By 2004, Utah’s Gay and Lesbian Community Center officially changed its name to reflect the national trend to include transgender folk within the gay, lesbian and bisexual communities. Its new moniker however was an awkward mouthful – the Gay, Lesbian, Bisexual, and Transgender Community Center of Utah (GLBTCCU).
Until 2005 the acronym GLBT (Gay, Lesbian, Bisexual, and Transgender) was used to refer to this new movement that included all sexual minorities. Also in 2005, the Utah Community Center switched the acronym to LGBT (Lesbian, Gay, Bisexual, and Transgender) to refer to homosexuals and transgenders in their publications and web postings.
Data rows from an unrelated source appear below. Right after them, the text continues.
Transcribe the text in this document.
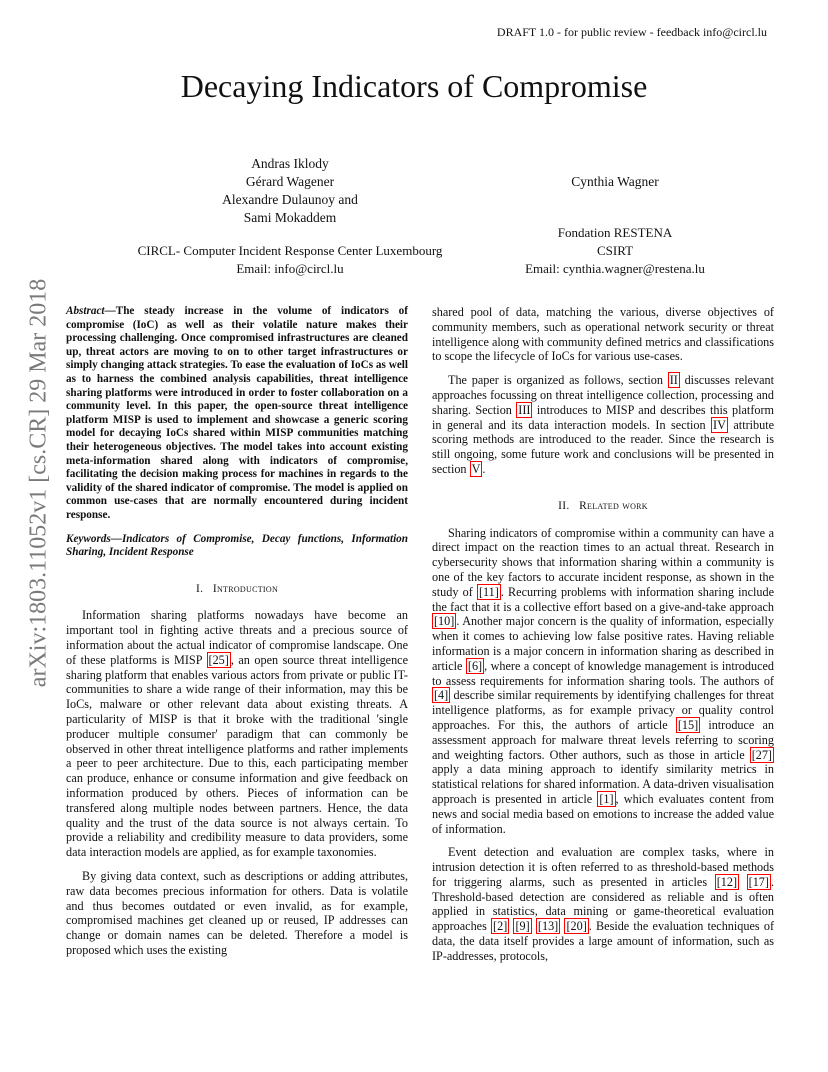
DRAFT 1.0 - for public review - feedback info@circl.lu
Decaying Indicators of Compromise
Andras Iklody
Gérard Wagener
Alexandre Dulaunoy and
Sami Mokaddem
Cynthia Wagner
CIRCL- Computer Incident Response Center Luxembourg
Email: info@circl.lu
Fondation RESTENA
CSIRT
Email: cynthia.wagner@restena.lu
arXiv:1803.11052v1 [cs.CR] 29 Mar 2018 Abstract—The steady increase in the volume of indicators of compromise (IoC) as well as their volatile nature makes their processing challenging. Once compromised infrastructures are cleaned up, threat actors are moving to on to other target infrastructures or simply changing attack strategies. To ease the evaluation of IoCs as well as to harness the combined analysis capabilities, threat intelligence sharing platforms were introduced in order to foster collaboration on a community level. In this paper, the open-source threat intelligence platform MISP is used to implement and showcase a generic scoring model for decaying IoCs shared within MISP communities matching their heterogeneous objectives. The model takes into account existing meta-information shared along with indicators of compromise, facilitating the decision making process for machines in regards to the validity of the shared indicator of compromise. The model is applied on common use-cases that are normally encountered during incident response.

Keywords—Indicators of Compromise, Decay functions, Information Sharing, Incident Response

I. Introduction

Information sharing platforms nowadays have become an important tool in fighting active threats and a precious source of information about the actual indicator of compromise landscape. One of these platforms is MISP [25] , an open source threat intelligence sharing platform that enables various actors from private or public IT-communities to share a wide range of their information, may this be IoCs, malware or other relevant data about existing threats. A particularity of MISP is that it broke with the traditional 'single producer multiple consumer' paradigm that can commonly be observed in other threat intelligence platforms and rather implements a peer to peer architecture. Due to this, each participating member can produce, enhance or consume information and give feedback on information produced by others. Pieces of information can be transfered along multiple nodes between partners. Hence, the data quality and the trust of the data source is not always certain. To provide a reliability and credibility measure to data providers, some data interaction models are applied, as for example taxonomies.

By giving data context, such as descriptions or adding attributes, raw data becomes precious information for others. Data is volatile and thus becomes outdated or even invalid, as for example, compromised machines get cleaned up or reused, IP addresses can change or domain names can be deleted. Therefore a model is proposed which uses the existing

shared pool of data, matching the various, diverse objectives of community members, such as operational network security or threat intelligence along with community defined metrics and classifications to scope the lifecycle of IoCs for various use-cases.

The paper is organized as follows, section II discusses relevant approaches focussing on threat intelligence collection, processing and sharing. Section III introduces to MISP and describes this platform in general and its data interaction models. In section IV attribute scoring methods are introduced to the reader. Since the research is still ongoing, some future work and conclusions will be presented in section V .

II. Related work

Sharing indicators of compromise within a community can have a direct impact on the reaction times to an actual threat. Research in cybersecurity shows that information sharing within a community is one of the key factors to accurate incident response, as shown in the study of [11] . Recurring problems with information sharing include the fact that it is a collective effort based on a give-and-take approach [10] . Another major concern is the quality of information, especially when it comes to achieving low false positive rates. Having reliable information is a major concern in information sharing as described in article [6] , where a concept of knowledge management is introduced to assess requirements for information sharing tools. The authors of [4] describe similar requirements by identifying challenges for threat intelligence platforms, as for example privacy or quality control approaches. For this, the authors of article [15] introduce an assessment approach for malware threat levels referring to scoring and weighting factors. Other authors, such as those in article [27] apply a data mining approach to identify similarity metrics in statistical relations for shared information. A data-driven visualisation approach is presented in article [1] , which evaluates content from news and social media based on emotions to increase the added value of information.

Event detection and evaluation are complex tasks, where in intrusion detection it is often referred to as threshold-based methods for triggering alarms, such as presented in articles [12] [17] . Threshold-based detection are considered as reliable and is often applied in statistics, data mining or game-theoretical evaluation approaches [2] [9] [13] [20] . Beside the evaluation techniques of data, the data itself provides a large amount of information, such as IP-addresses, protocols,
It is clear even today, from the use of queer as a unifying umbrella term as gay once was, that our movement is still undergoing growing pains, and there are still no agreement as to whether the acronym should be GLBT or LGBT. Or as more people are demanding inclusion should the alphabet moniker keeps growing to include Q and I and A and P?
Some see this growth as a good thing as we become more and more inclusive, while others see it as diluting the original concept of “community” believing that we, by trying to become all things to all people, have lost that part of us that made us gay in the first place. As we enter mid way into the 2010s can we reconcile a movement that began to protect and safeguard the rights of people’s sexual orientation, a fundamental right to love who you will without persecution, with a movement based on gender identity? Once gay people referred each other as “family”… can there be an LGBTQIA family? Time and history will tell I suppose.